In the age of the Internet, every consumer has the power of a professional critic at his or her fingertips. Raving about a great new product, or detailing a nightmarish customer service experience, is as easy as pressing “send” on an e-mail or posting to Twitter or Facebook.
With so many conversations going on in so many different places, it’s a significant challenge for companies to harness all the talk and figure out how it is affecting their brand. As a new survey indicates, many marketers admit they haven’t cracked the code yet.
According to the 8th annual survey of marketers by integrated marketing services provider Alterian, less than one-third of respondents said they had a strong understanding of the social media conversations happening around their brand. Perhaps more significantly, 31% indicated having little to no understanding.

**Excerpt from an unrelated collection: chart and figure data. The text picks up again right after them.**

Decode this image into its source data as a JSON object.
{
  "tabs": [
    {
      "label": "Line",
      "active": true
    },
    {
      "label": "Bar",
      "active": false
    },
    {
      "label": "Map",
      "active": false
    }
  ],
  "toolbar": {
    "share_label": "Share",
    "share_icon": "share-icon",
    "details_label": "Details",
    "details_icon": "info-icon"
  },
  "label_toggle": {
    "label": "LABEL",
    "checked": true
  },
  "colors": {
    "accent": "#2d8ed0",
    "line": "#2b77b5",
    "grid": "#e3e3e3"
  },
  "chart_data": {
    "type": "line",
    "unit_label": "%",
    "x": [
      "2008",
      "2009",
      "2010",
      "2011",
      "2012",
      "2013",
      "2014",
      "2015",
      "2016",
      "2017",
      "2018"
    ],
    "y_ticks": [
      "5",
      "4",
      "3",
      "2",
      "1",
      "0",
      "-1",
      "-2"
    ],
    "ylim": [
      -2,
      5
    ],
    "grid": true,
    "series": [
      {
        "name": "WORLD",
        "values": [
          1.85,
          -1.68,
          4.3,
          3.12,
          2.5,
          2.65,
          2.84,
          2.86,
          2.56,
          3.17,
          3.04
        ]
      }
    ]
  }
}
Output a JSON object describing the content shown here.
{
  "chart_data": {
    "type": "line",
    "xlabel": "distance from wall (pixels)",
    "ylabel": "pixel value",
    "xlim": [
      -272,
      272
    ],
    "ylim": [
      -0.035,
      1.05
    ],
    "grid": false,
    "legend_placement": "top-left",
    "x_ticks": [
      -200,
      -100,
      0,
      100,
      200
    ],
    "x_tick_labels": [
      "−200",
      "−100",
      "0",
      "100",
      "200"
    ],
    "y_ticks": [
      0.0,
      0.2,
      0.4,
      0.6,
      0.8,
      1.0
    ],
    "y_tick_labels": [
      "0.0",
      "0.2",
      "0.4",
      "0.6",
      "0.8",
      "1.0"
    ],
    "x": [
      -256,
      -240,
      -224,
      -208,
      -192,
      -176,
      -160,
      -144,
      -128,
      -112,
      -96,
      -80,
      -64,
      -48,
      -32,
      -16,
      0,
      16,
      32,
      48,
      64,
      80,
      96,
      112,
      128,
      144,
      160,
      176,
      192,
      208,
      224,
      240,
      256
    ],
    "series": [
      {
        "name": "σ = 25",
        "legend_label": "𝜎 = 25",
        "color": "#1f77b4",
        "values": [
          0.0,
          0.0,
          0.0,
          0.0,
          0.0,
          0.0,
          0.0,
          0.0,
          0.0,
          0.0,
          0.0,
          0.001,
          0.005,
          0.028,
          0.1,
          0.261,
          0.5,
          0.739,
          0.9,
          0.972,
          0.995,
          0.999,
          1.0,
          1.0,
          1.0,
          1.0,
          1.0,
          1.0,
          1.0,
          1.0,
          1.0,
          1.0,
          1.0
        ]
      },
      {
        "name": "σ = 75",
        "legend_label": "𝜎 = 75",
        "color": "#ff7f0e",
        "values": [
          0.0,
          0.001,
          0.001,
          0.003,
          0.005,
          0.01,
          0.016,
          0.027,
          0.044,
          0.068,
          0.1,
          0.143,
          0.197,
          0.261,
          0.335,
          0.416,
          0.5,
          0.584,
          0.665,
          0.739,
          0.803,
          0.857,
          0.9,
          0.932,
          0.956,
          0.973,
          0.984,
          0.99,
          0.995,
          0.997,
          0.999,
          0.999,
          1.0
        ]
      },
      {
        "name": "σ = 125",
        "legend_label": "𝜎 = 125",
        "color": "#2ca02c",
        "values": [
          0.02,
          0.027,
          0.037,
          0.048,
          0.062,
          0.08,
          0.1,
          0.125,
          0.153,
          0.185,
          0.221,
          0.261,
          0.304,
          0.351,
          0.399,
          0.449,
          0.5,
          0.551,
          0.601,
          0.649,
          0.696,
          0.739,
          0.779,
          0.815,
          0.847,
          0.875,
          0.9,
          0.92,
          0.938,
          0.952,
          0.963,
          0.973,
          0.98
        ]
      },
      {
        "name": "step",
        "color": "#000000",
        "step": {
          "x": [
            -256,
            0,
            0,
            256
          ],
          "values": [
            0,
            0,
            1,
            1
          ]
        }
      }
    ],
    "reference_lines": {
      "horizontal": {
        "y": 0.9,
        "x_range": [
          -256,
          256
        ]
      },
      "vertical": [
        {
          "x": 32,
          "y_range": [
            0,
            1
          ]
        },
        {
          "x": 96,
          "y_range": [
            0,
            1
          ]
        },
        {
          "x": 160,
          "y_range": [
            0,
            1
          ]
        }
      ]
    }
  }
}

The potential consequences of this were not lost on marketers — nearly 80% said they are concerned that a lack of engagement with consumers, or gaps in understanding of how online conversations are impacting the brand, could be putting their companies at risk.
Debate about what is the right social networking formula for individual firms has been going on at least as long as Facebook, Twitter and other sites began to be widely used. Back in 2007, Knowledge at Wharton published a story on generating value from online input. At the time, Wharton marketing professor Christophe Van den Bulte said that interacting directly with customers through blogs and other venues had two key payoffs for companies: “One, it is a market research tool; you can tap into your customers and find out what their concerns and objectives are. Two, you can profile your company as one that is working with customers, not just one that is only trying to influence their purchasing decisions.”
More recently, at a Wharton Retail Conference panel on e-commerce, speakers from the retail and marketing industry noted that consumers now expect a personalized experience when they visit a firm’s online store or Facebook page — they want to see product reviews from other customers, get accurate recommendations for future purchases and interact with friends who might be frequenting the same stores. “If [an online promotion] has no value, no creativity, it doesn’t show that you thought about the audience,” said Dave Larkins, vice president of NetPlus Marketing and a co-creator of The Colony online boutique. “A lot of this starts with the audience and understanding and exploring, enlightening and engaging them in a completely different and new way.”
Larkins suggested that companies can use new analytical tools to gauge the response they are getting online. But analytics were a roadblock for many respondents of the Alterian survey. Six percent said they had no analytical experience when it relates to digital media, while 29% said they had only basic skills and 28% struggled to tie the numbers back to a marketing campaign strategy.
Panelists at the Retail Conference stressed that companies need to have technology in place to measure the impact of online branding programs. As the survey shows, however, getting it right is easier said than done.